Séisme au ministère de l’Intérieur… Caïds, pachas et élus au cœur d’un scandale de “construction anarchique”, des enquêtes révèlent des méthodes frauduleuses dangereuses !

Ariffino.net
Le ministère de l’Intérieur mène une vaste campagne contre le phénomène de la construction anarchique qui s’est aggravé dans plusieurs régions du Royaume. Des enquêtes de terrain ont révélé l’implication directe de certains agents d’autorité et élus dans la couverture ou la facilitation de ces infractions, notamment dans les régions de Casablanca-Settat et Marrakech-Safi.
Complicité et dissimulation… Comment des terres agricoles sont-elles devenues des projets résidentiels et touristiques ?
Des sources informées rapportent que les rapports des commissions d’inspection du ministère ont mis en lumière un manque de coordination important, et même des cas de complicité explicite entre élus et agents d’autorité, y compris des caïds et des pachas. Ces infractions comprenaient l’octroi de permis de construire sans consulter les agences urbaines, seules habilitées à le faire. En conséquence, de nombreuses terres agricoles, en particulier dans la province de Berrechid, ont été illégalement transformées.
Faux permis et manipulation des registres… Les détails du réseau de corruption révélés par les enquêtes
Les personnes impliquées ont eu recours à diverses méthodes frauduleuses, telles que l’antidatage de permis, la distribution de permis pré-signés, et la manipulation des numéros de série des documents administratifs. De plus, des relevés aériens par drones ont révélé un grand nombre de constructions illégales pour lesquelles aucun procès-verbal d’infraction n’avait été dressé par les agents d’autorité concernés.

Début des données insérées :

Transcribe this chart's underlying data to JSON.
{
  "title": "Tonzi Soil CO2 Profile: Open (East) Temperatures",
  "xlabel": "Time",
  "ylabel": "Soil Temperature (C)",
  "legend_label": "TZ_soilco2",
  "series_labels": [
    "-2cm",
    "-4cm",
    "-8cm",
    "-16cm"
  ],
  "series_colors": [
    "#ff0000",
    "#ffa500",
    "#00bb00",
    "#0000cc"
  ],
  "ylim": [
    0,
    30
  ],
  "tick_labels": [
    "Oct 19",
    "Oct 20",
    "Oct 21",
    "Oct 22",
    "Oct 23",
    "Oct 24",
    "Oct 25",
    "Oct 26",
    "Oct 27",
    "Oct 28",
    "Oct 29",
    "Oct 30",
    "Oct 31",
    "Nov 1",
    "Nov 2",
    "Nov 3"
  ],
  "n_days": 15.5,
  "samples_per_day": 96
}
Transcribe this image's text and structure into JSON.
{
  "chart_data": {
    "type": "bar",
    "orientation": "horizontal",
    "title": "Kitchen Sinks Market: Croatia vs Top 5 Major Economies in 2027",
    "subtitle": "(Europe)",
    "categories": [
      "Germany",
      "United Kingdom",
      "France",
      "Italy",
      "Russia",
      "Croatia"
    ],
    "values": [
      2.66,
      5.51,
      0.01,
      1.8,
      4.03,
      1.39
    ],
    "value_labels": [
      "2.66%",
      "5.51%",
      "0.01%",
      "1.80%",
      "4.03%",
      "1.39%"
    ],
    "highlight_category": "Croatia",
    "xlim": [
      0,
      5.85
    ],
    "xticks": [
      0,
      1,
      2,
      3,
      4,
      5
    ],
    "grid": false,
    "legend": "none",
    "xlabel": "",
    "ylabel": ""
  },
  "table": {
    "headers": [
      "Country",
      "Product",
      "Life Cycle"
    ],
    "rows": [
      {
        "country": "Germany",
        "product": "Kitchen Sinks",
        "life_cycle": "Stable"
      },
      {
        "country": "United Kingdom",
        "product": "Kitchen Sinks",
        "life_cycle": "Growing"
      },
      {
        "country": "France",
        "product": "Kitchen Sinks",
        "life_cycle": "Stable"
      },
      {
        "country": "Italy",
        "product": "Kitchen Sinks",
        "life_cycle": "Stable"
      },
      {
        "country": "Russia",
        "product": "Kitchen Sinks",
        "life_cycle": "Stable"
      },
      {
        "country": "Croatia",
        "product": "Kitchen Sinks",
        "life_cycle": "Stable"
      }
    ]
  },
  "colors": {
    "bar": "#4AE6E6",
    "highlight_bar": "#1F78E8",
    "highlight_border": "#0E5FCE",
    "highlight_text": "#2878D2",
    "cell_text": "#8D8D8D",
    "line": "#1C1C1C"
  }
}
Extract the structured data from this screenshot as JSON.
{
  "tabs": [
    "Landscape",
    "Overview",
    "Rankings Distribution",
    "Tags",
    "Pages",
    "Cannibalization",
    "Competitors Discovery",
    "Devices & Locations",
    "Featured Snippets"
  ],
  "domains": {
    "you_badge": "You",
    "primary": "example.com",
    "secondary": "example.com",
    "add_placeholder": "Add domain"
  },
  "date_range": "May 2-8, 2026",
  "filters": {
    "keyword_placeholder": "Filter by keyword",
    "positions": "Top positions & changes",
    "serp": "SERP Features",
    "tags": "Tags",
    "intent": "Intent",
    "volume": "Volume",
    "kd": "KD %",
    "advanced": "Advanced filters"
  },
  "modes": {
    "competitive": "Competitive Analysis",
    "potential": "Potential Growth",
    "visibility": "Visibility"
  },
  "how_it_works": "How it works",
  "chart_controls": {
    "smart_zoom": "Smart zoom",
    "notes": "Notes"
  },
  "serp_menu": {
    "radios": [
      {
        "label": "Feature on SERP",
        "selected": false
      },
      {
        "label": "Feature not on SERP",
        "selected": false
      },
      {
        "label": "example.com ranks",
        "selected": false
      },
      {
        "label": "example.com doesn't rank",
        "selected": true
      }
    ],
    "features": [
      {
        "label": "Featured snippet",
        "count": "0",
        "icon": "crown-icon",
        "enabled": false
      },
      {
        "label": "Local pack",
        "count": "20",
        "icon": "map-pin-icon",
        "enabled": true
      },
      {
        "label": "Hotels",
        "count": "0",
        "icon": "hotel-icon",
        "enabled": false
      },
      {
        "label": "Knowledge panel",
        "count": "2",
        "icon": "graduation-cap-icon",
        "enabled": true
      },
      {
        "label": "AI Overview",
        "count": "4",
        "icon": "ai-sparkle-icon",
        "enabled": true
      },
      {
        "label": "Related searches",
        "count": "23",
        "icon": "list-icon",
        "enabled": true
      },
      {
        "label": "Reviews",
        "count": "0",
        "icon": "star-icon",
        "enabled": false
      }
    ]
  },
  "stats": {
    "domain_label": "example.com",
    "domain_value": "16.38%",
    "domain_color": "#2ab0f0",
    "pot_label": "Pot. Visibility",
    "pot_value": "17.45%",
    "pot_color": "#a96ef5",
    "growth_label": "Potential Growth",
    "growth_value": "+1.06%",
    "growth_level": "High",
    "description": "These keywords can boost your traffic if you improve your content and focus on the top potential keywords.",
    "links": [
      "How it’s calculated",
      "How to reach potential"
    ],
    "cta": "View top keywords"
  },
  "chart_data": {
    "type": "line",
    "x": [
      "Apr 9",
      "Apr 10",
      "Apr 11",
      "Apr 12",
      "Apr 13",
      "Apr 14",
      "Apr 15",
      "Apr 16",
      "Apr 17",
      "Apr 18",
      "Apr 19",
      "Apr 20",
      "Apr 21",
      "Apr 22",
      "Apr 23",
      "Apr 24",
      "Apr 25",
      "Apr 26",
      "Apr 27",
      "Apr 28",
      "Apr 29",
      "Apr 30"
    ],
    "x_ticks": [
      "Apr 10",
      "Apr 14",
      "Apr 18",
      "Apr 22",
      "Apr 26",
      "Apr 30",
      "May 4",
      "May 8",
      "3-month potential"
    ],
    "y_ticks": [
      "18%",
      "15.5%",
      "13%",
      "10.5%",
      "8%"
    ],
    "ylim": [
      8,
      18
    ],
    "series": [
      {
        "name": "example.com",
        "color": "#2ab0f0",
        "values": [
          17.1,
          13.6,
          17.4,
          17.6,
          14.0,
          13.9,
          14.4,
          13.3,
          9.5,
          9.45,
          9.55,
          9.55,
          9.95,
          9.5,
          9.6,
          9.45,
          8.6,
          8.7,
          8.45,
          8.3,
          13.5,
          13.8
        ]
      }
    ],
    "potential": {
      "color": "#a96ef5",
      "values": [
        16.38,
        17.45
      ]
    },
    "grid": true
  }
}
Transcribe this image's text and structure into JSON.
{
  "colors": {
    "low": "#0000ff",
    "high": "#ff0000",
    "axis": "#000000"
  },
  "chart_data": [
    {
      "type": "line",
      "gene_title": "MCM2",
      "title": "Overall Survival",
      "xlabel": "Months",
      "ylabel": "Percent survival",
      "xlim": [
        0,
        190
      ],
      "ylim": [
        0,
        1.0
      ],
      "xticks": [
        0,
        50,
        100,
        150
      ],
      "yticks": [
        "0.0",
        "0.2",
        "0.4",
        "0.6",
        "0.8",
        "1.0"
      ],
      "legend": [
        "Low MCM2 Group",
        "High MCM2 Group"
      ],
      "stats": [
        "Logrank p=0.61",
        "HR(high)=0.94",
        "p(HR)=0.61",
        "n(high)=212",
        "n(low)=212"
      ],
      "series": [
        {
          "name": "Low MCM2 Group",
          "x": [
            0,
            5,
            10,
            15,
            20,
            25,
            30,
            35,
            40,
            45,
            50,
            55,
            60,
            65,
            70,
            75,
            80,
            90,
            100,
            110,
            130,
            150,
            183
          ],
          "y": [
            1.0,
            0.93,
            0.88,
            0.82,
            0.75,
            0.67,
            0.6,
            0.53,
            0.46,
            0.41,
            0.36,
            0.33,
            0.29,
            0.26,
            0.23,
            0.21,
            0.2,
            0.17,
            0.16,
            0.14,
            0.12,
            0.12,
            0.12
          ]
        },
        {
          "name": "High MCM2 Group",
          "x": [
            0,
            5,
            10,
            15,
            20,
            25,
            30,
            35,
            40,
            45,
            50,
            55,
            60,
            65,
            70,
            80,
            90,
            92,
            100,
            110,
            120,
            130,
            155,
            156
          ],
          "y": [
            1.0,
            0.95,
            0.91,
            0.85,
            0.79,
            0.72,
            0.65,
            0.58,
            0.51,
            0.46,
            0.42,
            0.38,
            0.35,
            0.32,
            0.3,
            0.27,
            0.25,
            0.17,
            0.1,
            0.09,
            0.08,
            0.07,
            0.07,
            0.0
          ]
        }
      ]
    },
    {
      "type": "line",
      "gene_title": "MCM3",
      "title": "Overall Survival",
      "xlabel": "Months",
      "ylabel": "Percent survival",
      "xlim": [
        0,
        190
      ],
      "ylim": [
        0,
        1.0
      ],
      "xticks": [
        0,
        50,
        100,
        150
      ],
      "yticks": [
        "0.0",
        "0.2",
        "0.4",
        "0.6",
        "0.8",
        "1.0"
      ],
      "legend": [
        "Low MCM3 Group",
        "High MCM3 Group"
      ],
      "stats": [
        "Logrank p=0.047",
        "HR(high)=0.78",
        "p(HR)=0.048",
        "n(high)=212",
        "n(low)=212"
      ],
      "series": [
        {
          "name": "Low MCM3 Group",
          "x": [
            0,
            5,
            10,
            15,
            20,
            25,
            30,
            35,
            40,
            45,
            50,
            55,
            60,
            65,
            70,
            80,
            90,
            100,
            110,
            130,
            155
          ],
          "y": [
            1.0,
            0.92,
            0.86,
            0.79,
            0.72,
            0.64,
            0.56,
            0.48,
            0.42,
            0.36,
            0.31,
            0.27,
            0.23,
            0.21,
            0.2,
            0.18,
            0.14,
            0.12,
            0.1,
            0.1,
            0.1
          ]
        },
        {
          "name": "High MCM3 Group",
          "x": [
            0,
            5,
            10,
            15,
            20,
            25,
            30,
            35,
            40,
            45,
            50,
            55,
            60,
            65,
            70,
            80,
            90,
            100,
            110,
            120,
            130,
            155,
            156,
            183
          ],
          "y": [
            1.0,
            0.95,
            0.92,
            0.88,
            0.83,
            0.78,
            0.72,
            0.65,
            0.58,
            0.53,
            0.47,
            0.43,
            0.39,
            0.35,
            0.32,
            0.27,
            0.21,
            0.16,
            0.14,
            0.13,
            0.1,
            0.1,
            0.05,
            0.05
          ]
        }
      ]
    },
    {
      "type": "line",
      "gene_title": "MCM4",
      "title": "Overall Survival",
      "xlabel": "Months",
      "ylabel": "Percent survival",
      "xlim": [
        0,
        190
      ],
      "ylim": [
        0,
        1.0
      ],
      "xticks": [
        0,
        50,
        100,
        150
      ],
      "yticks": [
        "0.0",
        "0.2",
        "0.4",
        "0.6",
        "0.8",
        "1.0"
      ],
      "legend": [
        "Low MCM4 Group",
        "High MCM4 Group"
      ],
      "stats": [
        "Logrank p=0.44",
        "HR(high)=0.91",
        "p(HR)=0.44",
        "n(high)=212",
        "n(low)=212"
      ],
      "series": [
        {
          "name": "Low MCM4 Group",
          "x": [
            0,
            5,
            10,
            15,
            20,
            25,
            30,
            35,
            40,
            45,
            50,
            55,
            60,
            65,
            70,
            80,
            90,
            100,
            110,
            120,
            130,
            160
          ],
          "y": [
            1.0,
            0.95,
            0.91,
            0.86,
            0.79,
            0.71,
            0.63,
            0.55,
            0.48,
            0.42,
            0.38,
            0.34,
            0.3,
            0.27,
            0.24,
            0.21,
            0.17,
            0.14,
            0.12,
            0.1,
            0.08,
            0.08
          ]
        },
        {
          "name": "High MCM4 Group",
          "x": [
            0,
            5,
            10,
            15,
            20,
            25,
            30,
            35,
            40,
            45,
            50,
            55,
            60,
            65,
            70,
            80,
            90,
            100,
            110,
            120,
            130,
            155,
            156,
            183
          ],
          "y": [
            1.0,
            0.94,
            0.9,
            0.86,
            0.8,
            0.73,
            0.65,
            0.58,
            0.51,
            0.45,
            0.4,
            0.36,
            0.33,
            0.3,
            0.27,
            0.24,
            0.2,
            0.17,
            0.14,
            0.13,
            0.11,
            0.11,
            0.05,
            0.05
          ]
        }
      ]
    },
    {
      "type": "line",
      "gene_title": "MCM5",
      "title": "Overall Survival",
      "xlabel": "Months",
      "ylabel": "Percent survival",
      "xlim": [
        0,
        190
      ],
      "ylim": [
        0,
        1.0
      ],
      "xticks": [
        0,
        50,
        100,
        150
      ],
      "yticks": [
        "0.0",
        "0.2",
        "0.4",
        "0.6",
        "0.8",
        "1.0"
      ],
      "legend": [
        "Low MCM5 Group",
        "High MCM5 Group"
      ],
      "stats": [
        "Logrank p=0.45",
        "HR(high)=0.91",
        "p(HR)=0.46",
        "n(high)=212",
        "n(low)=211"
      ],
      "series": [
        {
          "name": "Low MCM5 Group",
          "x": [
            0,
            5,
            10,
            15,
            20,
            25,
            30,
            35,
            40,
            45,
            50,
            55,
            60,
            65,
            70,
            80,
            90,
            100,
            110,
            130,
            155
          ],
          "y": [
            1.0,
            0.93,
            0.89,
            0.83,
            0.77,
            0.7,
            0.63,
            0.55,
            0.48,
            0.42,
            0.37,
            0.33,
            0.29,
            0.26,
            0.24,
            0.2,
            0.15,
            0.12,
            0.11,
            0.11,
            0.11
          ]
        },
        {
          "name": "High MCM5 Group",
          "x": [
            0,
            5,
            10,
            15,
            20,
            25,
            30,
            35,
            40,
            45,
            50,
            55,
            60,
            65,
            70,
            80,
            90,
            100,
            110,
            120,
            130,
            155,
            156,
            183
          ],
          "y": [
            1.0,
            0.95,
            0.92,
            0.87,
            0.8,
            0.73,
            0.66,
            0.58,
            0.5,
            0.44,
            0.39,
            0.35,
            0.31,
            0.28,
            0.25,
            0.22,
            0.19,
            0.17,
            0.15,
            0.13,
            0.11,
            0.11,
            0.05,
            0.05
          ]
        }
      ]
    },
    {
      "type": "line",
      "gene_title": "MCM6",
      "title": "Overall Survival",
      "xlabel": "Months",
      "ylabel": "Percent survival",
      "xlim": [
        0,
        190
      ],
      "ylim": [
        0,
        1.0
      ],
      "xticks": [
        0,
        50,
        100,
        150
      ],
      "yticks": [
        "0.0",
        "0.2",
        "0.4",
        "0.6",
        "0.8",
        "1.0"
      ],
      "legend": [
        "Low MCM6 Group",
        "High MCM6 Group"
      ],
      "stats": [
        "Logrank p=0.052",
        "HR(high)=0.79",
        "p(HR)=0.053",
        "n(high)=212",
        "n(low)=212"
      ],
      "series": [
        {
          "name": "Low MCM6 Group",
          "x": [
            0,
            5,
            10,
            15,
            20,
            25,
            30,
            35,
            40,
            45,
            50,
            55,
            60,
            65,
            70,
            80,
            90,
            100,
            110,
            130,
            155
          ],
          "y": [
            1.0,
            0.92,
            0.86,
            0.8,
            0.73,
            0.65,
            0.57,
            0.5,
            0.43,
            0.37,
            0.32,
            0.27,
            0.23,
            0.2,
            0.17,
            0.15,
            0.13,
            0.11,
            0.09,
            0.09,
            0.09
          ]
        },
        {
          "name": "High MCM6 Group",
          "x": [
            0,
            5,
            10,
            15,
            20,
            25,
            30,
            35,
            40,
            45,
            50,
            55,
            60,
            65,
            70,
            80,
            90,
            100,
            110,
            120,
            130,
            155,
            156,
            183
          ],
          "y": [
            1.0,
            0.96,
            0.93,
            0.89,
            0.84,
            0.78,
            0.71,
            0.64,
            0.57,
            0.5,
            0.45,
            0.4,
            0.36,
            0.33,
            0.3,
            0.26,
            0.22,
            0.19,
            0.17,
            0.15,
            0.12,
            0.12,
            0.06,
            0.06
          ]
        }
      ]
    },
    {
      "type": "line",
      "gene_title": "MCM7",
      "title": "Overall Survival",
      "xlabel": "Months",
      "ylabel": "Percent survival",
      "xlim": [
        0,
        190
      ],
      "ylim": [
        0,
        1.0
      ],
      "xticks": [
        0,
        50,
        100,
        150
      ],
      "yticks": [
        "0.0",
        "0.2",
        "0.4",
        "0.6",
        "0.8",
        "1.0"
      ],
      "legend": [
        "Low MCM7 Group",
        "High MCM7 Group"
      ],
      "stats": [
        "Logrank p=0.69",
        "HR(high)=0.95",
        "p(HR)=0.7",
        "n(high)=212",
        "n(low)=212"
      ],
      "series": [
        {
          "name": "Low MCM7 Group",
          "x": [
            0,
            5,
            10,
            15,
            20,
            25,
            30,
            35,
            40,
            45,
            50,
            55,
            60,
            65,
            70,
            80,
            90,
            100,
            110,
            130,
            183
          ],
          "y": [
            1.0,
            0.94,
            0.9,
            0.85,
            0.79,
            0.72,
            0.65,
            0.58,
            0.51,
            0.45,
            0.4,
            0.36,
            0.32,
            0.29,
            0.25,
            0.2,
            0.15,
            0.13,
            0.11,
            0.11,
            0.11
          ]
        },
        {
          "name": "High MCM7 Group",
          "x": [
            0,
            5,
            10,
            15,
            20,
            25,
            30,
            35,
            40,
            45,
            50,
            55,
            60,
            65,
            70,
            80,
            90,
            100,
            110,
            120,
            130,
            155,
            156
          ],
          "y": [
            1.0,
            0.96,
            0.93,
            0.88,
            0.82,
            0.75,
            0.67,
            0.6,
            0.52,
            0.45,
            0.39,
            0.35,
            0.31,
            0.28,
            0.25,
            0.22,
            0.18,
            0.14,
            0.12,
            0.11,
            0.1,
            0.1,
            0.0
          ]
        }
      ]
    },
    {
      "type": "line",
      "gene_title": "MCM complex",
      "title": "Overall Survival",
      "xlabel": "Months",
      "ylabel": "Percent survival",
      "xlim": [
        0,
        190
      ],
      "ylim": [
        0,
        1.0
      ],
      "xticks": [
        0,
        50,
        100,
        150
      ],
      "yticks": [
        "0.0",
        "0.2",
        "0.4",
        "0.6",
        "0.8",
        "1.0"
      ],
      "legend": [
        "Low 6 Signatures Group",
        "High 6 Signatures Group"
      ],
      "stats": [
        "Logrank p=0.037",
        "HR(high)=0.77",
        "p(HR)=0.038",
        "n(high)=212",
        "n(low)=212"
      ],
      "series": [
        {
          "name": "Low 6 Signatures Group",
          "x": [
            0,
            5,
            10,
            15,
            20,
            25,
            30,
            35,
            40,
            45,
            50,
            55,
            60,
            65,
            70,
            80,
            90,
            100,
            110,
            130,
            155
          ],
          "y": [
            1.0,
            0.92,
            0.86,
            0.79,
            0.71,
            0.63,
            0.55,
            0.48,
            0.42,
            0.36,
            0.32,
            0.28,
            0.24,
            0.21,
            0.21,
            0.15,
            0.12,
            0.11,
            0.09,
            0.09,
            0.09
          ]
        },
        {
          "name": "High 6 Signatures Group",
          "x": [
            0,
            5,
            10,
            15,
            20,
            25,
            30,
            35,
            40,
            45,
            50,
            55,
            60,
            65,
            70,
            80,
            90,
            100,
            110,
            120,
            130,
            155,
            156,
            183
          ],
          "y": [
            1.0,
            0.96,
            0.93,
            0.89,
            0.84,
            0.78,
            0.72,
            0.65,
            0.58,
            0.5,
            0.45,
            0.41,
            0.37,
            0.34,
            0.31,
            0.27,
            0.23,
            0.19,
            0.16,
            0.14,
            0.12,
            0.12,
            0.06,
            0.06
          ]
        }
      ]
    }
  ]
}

Le “ministère-mère” frappe d’une main de fer… Suspensions et sanctions imminentes pour les impliqués
Face à cette situation, l’administration centrale du ministère de l’Intérieur a adressé des instructions fermes aux gouverneurs. Sur la base des rapports de l’Inspection Générale de l’Administration Territoriale, plusieurs caïds suspects ont déjà été relevés de leurs fonctions, en attendant des sanctions disciplinaires et judiciaires. Ces mesures confirment la détermination du ministère à ne tolérer aucune atteinte à l’autorité de l’État dans le domaine de l’urbanisme.